Provokasyon!

31 Ocak 2009 Cumartesi

Galatasaray taraftarları İsrailli futbolcu Baliliye ırkçı küfürler etmiş: “Kahrolsun İsrail, O.. çocuğu Balili... Ortadoğuda savaş bitmiş, taraflar ateşkes yapmışlar ama bizimkiler doyamamış bağırıyorlar. Kime? Bir Türk takımı için ter döken İsrail vatandaşı futbolcuya. Neden? O bir İsrailli diye! Oysa.. çok değil, şundan altı ay önce Pekin olimpiyatlarında, o tarihte sıcak savaşın tarafları olan Rusya ile Gürcistanın sporcuları kürsüde sarmaş dolaş poz vermişlerdi. Anımsasın bizimkiler: Spor budur işte!

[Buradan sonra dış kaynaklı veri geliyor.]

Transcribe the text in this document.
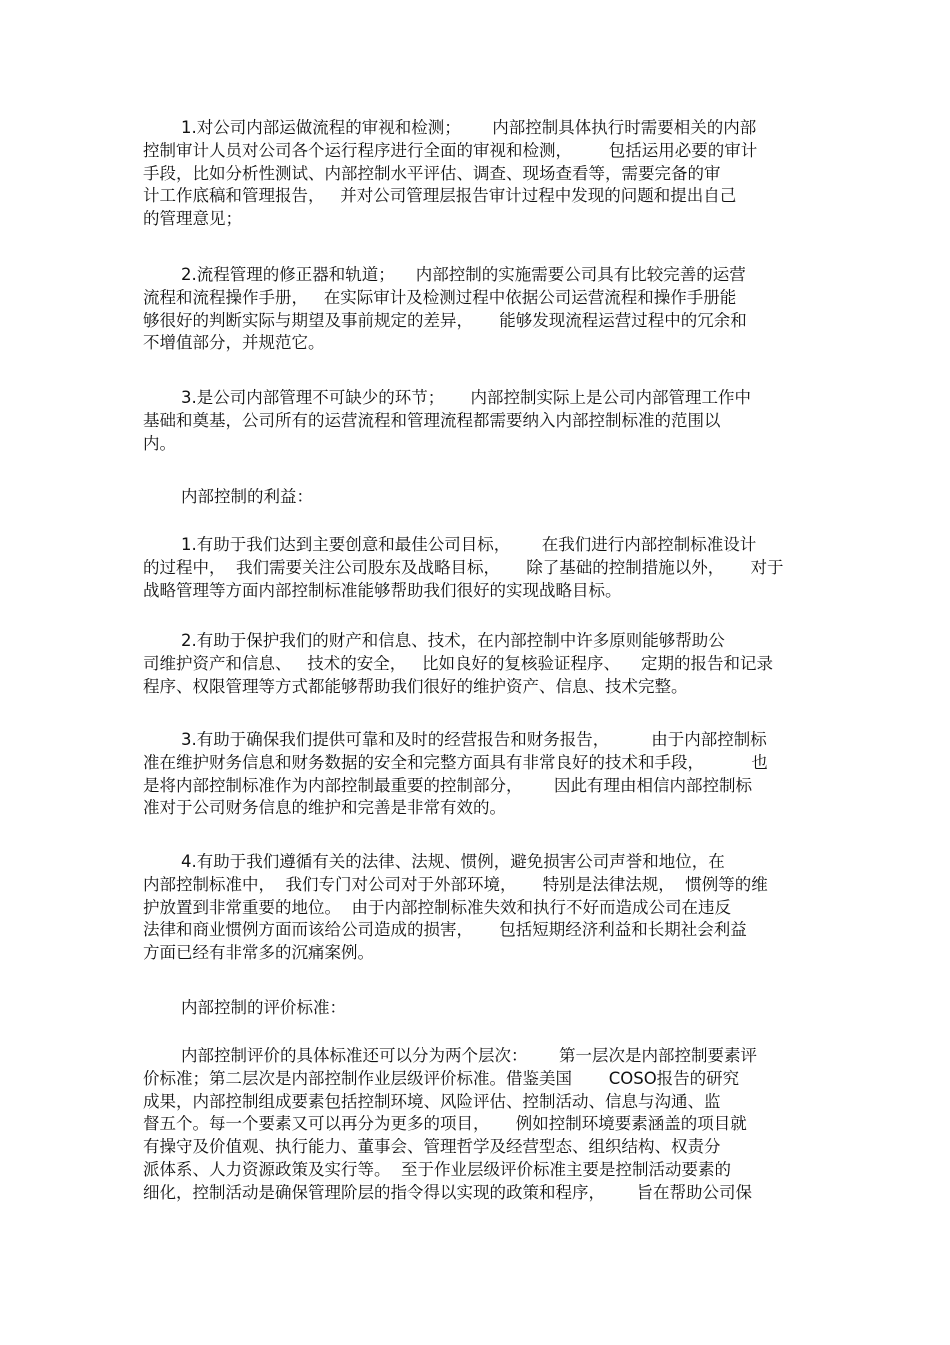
1.对公司内部运做流程的审视和检测；      内部控制具体执行时需要相关的内部
控制审计人员对公司各个运行程序进行全面的审视和检测，       包括运用必要的审计
手段，比如分析性测试、内部控制水平评估、调查、现场查看等，需要完备的审
计工作底稿和管理报告，   并对公司管理层报告审计过程中发现的问题和提出自己
的管理意见；
2.流程管理的修正器和轨道；    内部控制的实施需要公司具有比较完善的运营
流程和流程操作手册，   在实际审计及检测过程中依据公司运营流程和操作手册能
够很好的判断实际与期望及事前规定的差异，     能够发现流程运营过程中的冗余和
不增值部分，并规范它。
3.是公司内部管理不可缺少的环节；     内部控制实际上是公司内部管理工作中
基础和奠基，公司所有的运营流程和管理流程都需要纳入内部控制标准的范围以
内。
内部控制的利益：
1.有助于我们达到主要创意和最佳公司目标，      在我们进行内部控制标准设计
的过程中，  我们需要关注公司股东及战略目标，     除了基础的控制措施以外，     对于
战略管理等方面内部控制标准能够帮助我们很好的实现战略目标。
2.有助于保护我们的财产和信息、技术，在内部控制中许多原则能够帮助公
司维护资产和信息、   技术的安全，   比如良好的复核验证程序、    定期的报告和记录
程序、权限管理等方式都能够帮助我们很好的维护资产、信息、技术完整。
3.有助于确保我们提供可靠和及时的经营报告和财务报告，        由于内部控制标
准在维护财务信息和财务数据的安全和完整方面具有非常良好的技术和手段，         也
是将内部控制标准作为内部控制最重要的控制部分，      因此有理由相信内部控制标
准对于公司财务信息的维护和完善是非常有效的。
4.有助于我们遵循有关的法律、法规、惯例，避免损害公司声誉和地位，在
内部控制标准中，  我们专门对公司对于外部环境，     特别是法律法规，  惯例等的维
护放置到非常重要的地位。  由于内部控制标准失效和执行不好而造成公司在违反
法律和商业惯例方面而该给公司造成的损害，     包括短期经济利益和长期社会利益
方面已经有非常多的沉痛案例。
内部控制的评价标准：
内部控制评价的具体标准还可以分为两个层次：      第一层次是内部控制要素评
价标准；第二层次是内部控制作业层级评价标准。借鉴美国       COSO报告的研究
成果，内部控制组成要素包括控制环境、风险评估、控制活动、信息与沟通、监
督五个。每一个要素又可以再分为更多的项目，     例如控制环境要素涵盖的项目就
有操守及价值观、执行能力、董事会、管理哲学及经营型态、组织结构、权责分
派体系、人力资源政策及实行等。  至于作业层级评价标准主要是控制活动要素的
细化，控制活动是确保管理阶层的指令得以实现的政策和程序，      旨在帮助公司保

Spor mu dedik? Cık cık... Ne anlar o güruh spordan? Fanatik taraftardır onlar. Dertleri farklıdır: Onlar, (akılları sıra) bir hafta önce canlarını alan Sıvassporu can evinden vuracaklar ya, başlamışlar(dır) küfüre... Bahse girerim eğer o futbolcu Galatasaray forması giyse, aynı kişiler onu bağırlarına basar; karşı taraf ona küfür etse, hep bir ağızdan Irkçı i...ler diye tepki gösterirlerdi. Nereden mi biliyorum? Bkz. Basketbol takımı: Bunlar Sarı-Kırmızı forma giyen çetnik militan basketbolcu Guroviçi sevgi ile kucaklayıp, Sıvaslı futbolcu Baliliye küfür ederler... Yalnız Galatasarayda değil her kulüpte vardır bu türden gözü dönmüş fanatikler. Bu nedenle.. üzülmeyelim; bizi bağlamaz bu çifte standartlı ırkçılık!

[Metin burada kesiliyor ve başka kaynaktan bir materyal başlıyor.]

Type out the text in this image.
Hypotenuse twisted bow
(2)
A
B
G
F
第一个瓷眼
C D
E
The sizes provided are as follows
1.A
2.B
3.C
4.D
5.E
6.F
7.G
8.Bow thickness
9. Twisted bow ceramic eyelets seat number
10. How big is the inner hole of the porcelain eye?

Bizi teğet geçer böyle şeyler ama (ne yazık ki) Avrupaya malzeme oluyoruz hep birlikte. Baksanıza; UEFAdan ceza gelebilirmiş Galatasaraya... Bence, gelsin de zaten. Irkçılığa yer yok sporda. Guroviçten söz etmemizin nedeni de buydu zaten. O, ırkçılığı kolundaki dövmeyle spor salonlarına taşırken bizden başka kimsenin sesi çıkmamıştı. (www.basketdergisi.com adresinden 22.08.2008 tarihli ve Siyasi Simge başlıklı Basket Yorum yazısını okuyabilirsiniz) Ayrıca.. tepkimiz haklı görülmüş olmalı ki Guroviç artık kolundaki dövmeyi bandajla saklayıp maçlara çıkıyor. Neyse! Konumuz bu değil. Biz, ne öylesinin, ne de etnik ayrımcılığın başka bir türlüsünün spor arenasına girmemesini istiyoruz. Hepsi bu!

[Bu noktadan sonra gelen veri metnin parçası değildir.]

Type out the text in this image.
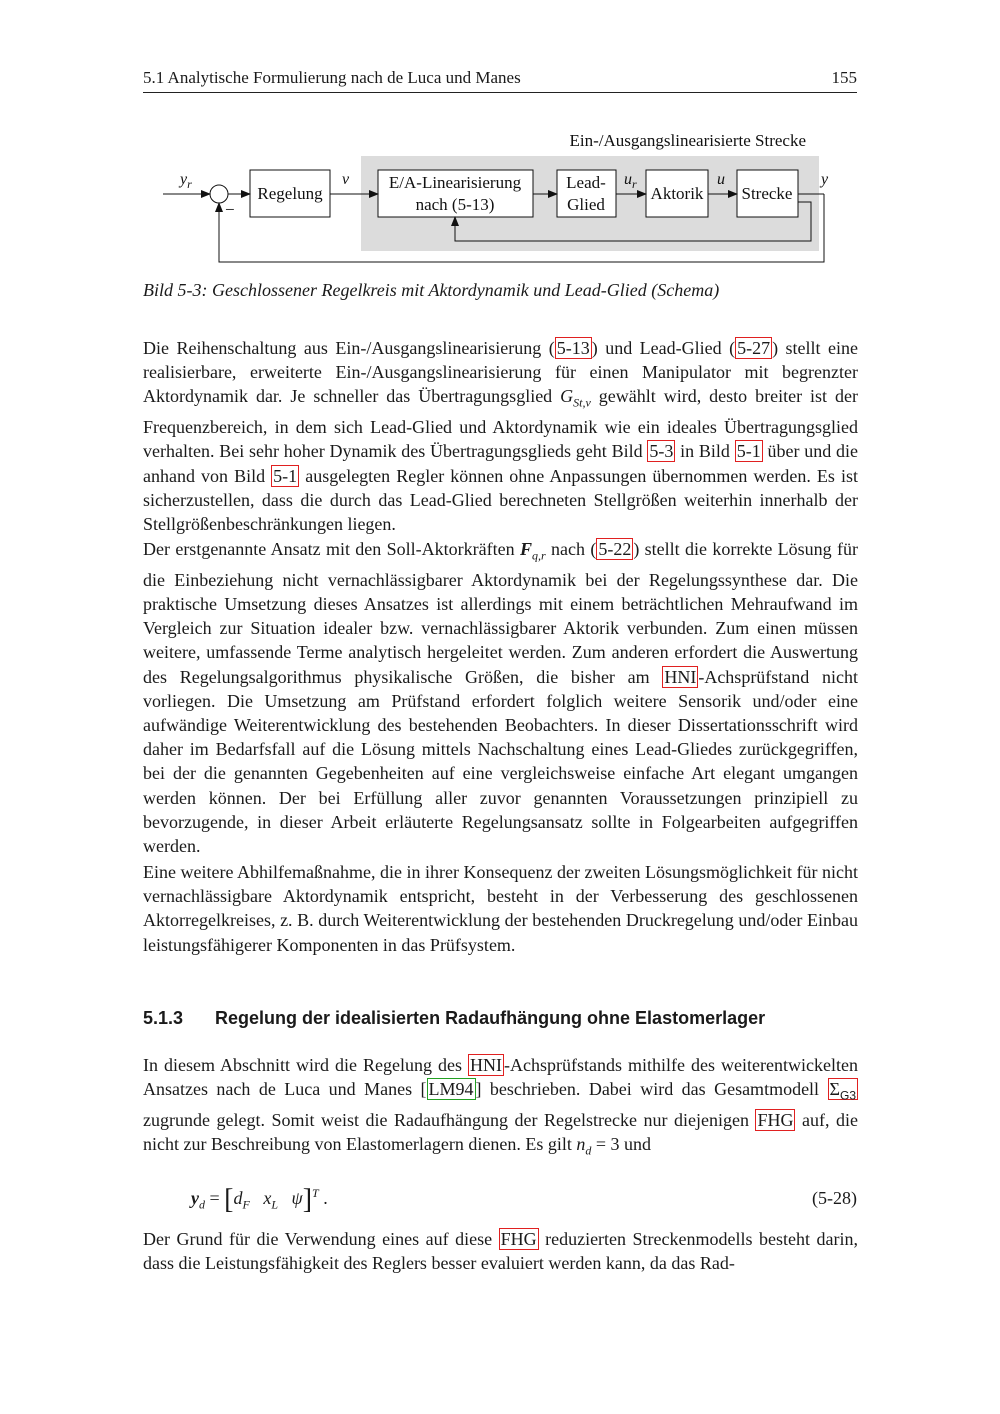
5.1 Analytische Formulierung nach de Luca und Manes	155
Ein-/Ausgangslinearisierte Strecke
Regelung
E/A-Linearisierung
nach (5-13)
Lead-
Glied
Aktorik Strecke
−
$y_r$	v	$u_r$	u	y
Bild 5-3: Geschlossener Regelkreis mit Aktordynamik und Lead-Glied (Schema)
Die Reihenschaltung aus Ein-/Ausgangslinearisierung ( 5-13 ) und Lead-Glied ( 5-27 ) stellt eine realisierbare, erweiterte Ein-/Ausgangslinearisierung für einen Manipulator mit begrenzter Aktordynamik dar. Je schneller das Übertragungsglied $G_{St,v}$ gewählt wird, desto breiter ist der Frequenzbereich, in dem sich Lead-Glied und Aktordynamik wie ein ideales Übertragungsglied verhalten. Bei sehr hoher Dynamik des Übertragungsglieds geht Bild 5-3 in Bild 5-1 über und die anhand von Bild 5-1 ausgelegten Regler können ohne Anpassungen übernommen werden. Es ist sicherzustellen, dass die durch das Lead-Glied berechneten Stellgrößen weiterhin innerhalb der Stellgrößenbeschränkungen liegen.
Der erstgenannte Ansatz mit den Soll-Aktorkräften $F_{q,r}$ nach ( 5-22 ) stellt die korrekte Lösung für die Einbeziehung nicht vernachlässigbarer Aktordynamik bei der Regelungssynthese dar. Die praktische Umsetzung dieses Ansatzes ist allerdings mit einem beträchtlichen Mehraufwand im Vergleich zur Situation idealer bzw. vernachlässigbarer Aktorik verbunden. Zum einen müssen weitere, umfassende Terme analytisch hergeleitet werden. Zum anderen erfordert die Auswertung des Regelungsalgorithmus physikalische Größen, die bisher am HNI -Achsprüfstand nicht vorliegen. Die Umsetzung am Prüfstand erfordert folglich weitere Sensorik und/oder eine aufwändige Weiterentwicklung des bestehenden Beobachters. In dieser Dissertationsschrift wird daher im Bedarfsfall auf die Lösung mittels Nachschaltung eines Lead-Gliedes zurückgegriffen, bei der die genannten Gegebenheiten auf eine vergleichsweise einfache Art elegant umgangen werden können. Der bei Erfüllung aller zuvor genannten Voraussetzungen prinzipiell zu bevorzugende, in dieser Arbeit erläuterte Regelungsansatz sollte in Folgearbeiten aufgegriffen werden.
Eine weitere Abhilfemaßnahme, die in ihrer Konsequenz der zweiten Lösungsmöglichkeit für nicht vernachlässigbare Aktordynamik entspricht, besteht in der Verbesserung des geschlossenen Aktorregelkreises, z. B. durch Weiterentwicklung der bestehenden Druckregelung und/oder Einbau leistungsfähigerer Komponenten in das Prüfsystem.
5.1.3 Regelung der idealisierten Radaufhängung ohne Elastomerlager
In diesem Abschnitt wird die Regelung des HNI -Achsprüfstands mithilfe des weiterentwickelten Ansatzes nach de Luca und Manes [ LM94 ] beschrieben. Dabei wird das Gesamtmodell $\Sigma_{G3}$ zugrunde gelegt. Somit weist die Radaufhängung der Regelstrecke nur diejenigen FHG auf, die nicht zur Beschreibung von Elastomerlagern dienen. Es gilt $n_d = 3$ und
$y_d = [d_F$ $x_L$ ψ]$^T$ .	(5-28)
Der Grund für die Verwendung eines auf diese FHG reduzierten Streckenmodells besteht darin, dass die Leistungsfähigkeit des Reglers besser evaluiert werden kann, da das Rad-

İşte bu nedenle de spor yöneticilerini dikkatli olmaya davet ediyoruz. Bir kıvılcımın yangın çıkartmaya yeteceği günlerde,İsrailli bir bayan basketbolcunun (parasını alamadığı için) ülkesine dönmesini kaçtı diye duyurmak, eskilerin dediği gibi şüyuu vukuundan kötü bir şeydir. Yani.. bu olayın dile düşmesi, olayın kendisinden daha kötüdür. Ne olmuş yani gittiyse? Bu sezon birçok basketbolcu parasını alamadığı için kulübü bırakıp gitmişken, böyle bir açıklama yapılır mı? Kalan İsraillli sporcuları hedef göstermek değildir de nedir bu? Merak ediyorum; o Beşiktaş basketbol yöneticisi, Baliliye küfür edilirken, kendini birazcık olsun suçlu hissetmiş midir? Birilerinin aklına karpuz kabuğu düşürdüğü için utanmış mıdır? Dikkatli olalım! Yönetici dediğin konuşmadan önce dilini sekiz kez ağzının içinde çevirmeli. Yoksa.. bir gün.. tatsız bir olayın ardından suça azmettirmek veya daha da kötüsü ajitasyon, provokasyon, toplumu suça özendirmek gibi suçlardan yargılanırlarsa hiç şaşırmasınlar...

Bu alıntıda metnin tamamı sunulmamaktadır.